Information Systems—Providing Tools To Get Timely Information Information technology is the final element that leading companies consider in building capability to manage contract manufacturing relationships. Information enables the use of process, performance metrics and organization. Some companies have a casual approach to outsourcing, and this is reflected in the information systems they use to manage contract manufacturing relationships. E-mail, phone calls, live meetings, document sharing and fax are the most common tools used by companies to exchange information. Leading companies have integrated systems that provide data on a timely basis to allow all individuals at the company to make good decisions. This integration affords all parties the ability to identify and resolve issues before they arise. Best-in-class companies define information technology plans for their contract manufacturing management in the context of their corporate information technology strategies and their defined contract manufacturing management processes. It is tempting for companies to try to implement the latest web-enabled sharing applications before the organizations’ processes and corporate IT strategies are clear. Implementing these applications prematurely can distract pharmaceutical companies from focusing on the right priorities of the contract manufacturing relationship.
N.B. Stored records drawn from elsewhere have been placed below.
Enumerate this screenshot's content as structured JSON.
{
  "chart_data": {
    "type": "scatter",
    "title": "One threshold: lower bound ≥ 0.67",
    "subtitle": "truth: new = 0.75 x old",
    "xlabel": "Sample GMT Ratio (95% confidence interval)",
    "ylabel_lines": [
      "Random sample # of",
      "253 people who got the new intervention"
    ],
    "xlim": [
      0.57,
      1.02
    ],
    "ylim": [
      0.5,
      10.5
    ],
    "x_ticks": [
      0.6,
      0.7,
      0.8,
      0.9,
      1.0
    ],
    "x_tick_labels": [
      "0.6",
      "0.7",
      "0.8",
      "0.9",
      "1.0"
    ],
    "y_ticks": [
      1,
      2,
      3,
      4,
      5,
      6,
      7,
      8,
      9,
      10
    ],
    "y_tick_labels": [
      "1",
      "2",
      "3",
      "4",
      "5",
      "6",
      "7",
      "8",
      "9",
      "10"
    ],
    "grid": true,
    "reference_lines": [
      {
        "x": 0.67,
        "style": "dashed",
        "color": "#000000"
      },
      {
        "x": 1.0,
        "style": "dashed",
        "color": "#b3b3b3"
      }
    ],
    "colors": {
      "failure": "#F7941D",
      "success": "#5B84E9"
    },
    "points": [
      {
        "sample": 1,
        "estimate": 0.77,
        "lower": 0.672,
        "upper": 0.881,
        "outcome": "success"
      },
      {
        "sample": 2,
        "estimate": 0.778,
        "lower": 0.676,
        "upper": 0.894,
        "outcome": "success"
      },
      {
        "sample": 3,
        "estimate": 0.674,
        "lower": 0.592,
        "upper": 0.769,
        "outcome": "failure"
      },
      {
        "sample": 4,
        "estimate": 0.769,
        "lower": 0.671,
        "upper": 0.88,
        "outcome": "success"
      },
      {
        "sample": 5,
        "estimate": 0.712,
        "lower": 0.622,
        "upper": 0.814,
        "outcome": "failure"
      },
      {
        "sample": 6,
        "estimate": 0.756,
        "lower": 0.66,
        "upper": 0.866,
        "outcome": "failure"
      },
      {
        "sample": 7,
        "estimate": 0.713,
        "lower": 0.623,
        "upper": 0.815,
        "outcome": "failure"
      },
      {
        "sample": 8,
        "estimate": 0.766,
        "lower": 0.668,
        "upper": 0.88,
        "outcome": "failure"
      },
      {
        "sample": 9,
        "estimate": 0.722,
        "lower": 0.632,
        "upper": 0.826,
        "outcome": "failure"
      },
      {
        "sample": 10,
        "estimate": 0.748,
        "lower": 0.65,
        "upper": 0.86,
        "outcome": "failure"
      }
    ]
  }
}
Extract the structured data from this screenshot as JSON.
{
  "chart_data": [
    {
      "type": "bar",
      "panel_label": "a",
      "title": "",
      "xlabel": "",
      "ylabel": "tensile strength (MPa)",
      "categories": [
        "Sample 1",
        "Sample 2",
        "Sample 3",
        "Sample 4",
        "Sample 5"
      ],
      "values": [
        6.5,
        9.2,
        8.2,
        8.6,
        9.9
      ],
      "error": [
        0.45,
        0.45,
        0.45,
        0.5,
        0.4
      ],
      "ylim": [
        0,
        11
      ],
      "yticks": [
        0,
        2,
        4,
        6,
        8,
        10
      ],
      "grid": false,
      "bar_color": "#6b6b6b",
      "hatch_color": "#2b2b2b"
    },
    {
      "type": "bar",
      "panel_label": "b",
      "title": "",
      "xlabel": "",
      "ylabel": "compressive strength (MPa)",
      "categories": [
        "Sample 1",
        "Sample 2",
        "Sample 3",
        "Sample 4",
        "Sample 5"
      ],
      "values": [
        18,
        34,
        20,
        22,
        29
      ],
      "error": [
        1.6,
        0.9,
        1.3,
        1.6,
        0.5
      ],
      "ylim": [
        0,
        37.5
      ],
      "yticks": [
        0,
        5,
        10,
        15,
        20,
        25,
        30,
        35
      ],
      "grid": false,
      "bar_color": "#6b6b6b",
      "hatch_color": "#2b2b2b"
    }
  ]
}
Realizing Outsourcing’s Potential Through Partnership Pharmaceutical and biopharmaceutical industry pressures have made—and will continue to make—outsourcing a critical strategy for improving the bottom line. The full benefits of working with contract manufacturers are realized by viewing contract manufacturers as partners, as well as implementing pragmatic approaches to process, performance metrics, organization, and information technology. Best-in-class companies view contract manufacturers as strategic partners: “Either both partners win, or they both lose,” one senior pharmaceutical executive concluded.
1. “Contract Manufacturing Will Explode,” Med Ad News, March 1, 2002.